Там же она познакомилась с молодой, симпатичной галантерейщицей. Заметив растерянность Клементины, девушка пригласила её за свой стол. И они сидели, потягивали вино и разговаривали.

Галантерейщица, как и трактирщик, была не прочь поболтать. Она рассказывала о себе, о своём муже, о ребёнке-первенце. Сетовала на предстоящие зимние холода, жаловалась на одиночество. Много говорила о том, как трудно приходится в Новой Франции тем, кто не имеет достаточно средств.

– Некоторые, – делилась она с Клементиной, и в голосе её звучала зависть, – из сообразительных да ловких, привозят с собой из Франции всякую серебряную утварь. Там она, конечно, тоже кое-чего стоит. Но здесь… Здесь серебро в любом виде – самое надёжное обеспечение. Отдаёшь при необходимости посуду в переплавку – и на тебе! – опять можно какое-то время чувствовать себя богачом. А вот что делать остальным?

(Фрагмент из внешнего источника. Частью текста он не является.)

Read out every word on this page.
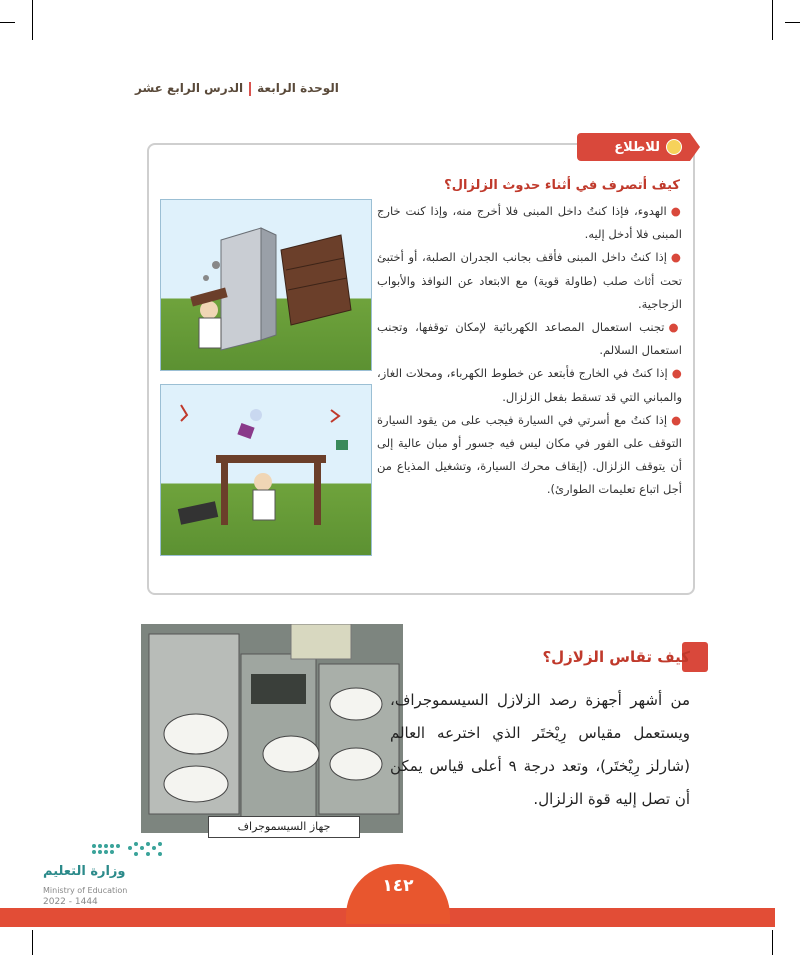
الوحدة الرابعةالدرس الرابع عشر
للاطلاع
كيف أتصرف في أثناء حدوث الزلزال؟

●الهدوء، فإذا كنتُ داخل المبنى فلا أخرج منه، وإذا كنت خارج المبنى فلا أدخل إليه.

●إذا كنتُ داخل المبنى فأقف بجانب الجدران الصلبة، أو أختبئ تحت أثاث صلب (طاولة قوية) مع الابتعاد عن النوافذ والأبواب الزجاجية.

●تجنب استعمال المصاعد الكهربائية لإمكان توقفها، وتجنب استعمال السلالم.

●إذا كنتُ في الخارج فأبتعد عن خطوط الكهرباء، ومحلات الغاز، والمباني التي قد تسقط بفعل الزلزال.

●إذا كنتُ مع أسرتي في السيارة فيجب على من يقود السيارة التوقف على الفور في مكان ليس فيه جسور أو مبان عالية إلى أن يتوقف الزلزال. (إيقاف محرك السيارة، وتشغيل المذياع من أجل اتباع تعليمات الطوارئ).

جهاز السيسموجراف
كيف تقاس الزلازل؟
من أشهر أجهزة رصد الزلازل السيسموجراف، ويستعمل مقياس رِيْختَر الذي اخترعه العالم (شارلز رِيْختَر)، وتعد درجة ٩ أعلى قياس يمكن أن تصل إليه قوة الزلزال.
وزارة التعليم
Ministry of Education
2022 - 1444
١٤٢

Клементина знала, что переплавка серебра и золота и изготовление из них монет во Франции считались тягчайшим преступлением. Виновных в нём ссылали на галеры, а иных и вовсе приговаривали к смерти. Но именно тогда, когда она слушала быструю речь своей новой знакомой, ей показалось ужасно глупым, что, отправляясь в Новый Свет, они не подумали о таком способе обеспечить себе безбедное существование.

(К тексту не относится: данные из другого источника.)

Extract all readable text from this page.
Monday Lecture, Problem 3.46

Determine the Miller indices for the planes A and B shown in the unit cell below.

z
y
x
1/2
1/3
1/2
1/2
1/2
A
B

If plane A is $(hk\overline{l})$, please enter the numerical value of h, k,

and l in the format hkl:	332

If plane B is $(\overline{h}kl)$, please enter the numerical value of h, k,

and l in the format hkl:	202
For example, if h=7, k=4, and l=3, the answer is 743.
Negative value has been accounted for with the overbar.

Спустя час-полтора, направляясь домой, она всё ещё размышляла о том, как им теперь следует выстроить жизнь, чтобы однажды не оказаться без средств.

*

Если бы Оливье не был так высокомерен в тот день, она, возможно, задала бы ему этот вопрос. Она почти собралась. Всё раздумывала, как построить разговор, чтобы не травмировать нежный слух своего супруга лишними подробностями. Придумывала объяснения тому, как случилось, что она, возвращаясь с рынка, провела в таверне, расположенной у рыночной площади, больше часа в дружеских разговорах с людьми, которых сам де Лоранс скорее всего и замечать бы не стал.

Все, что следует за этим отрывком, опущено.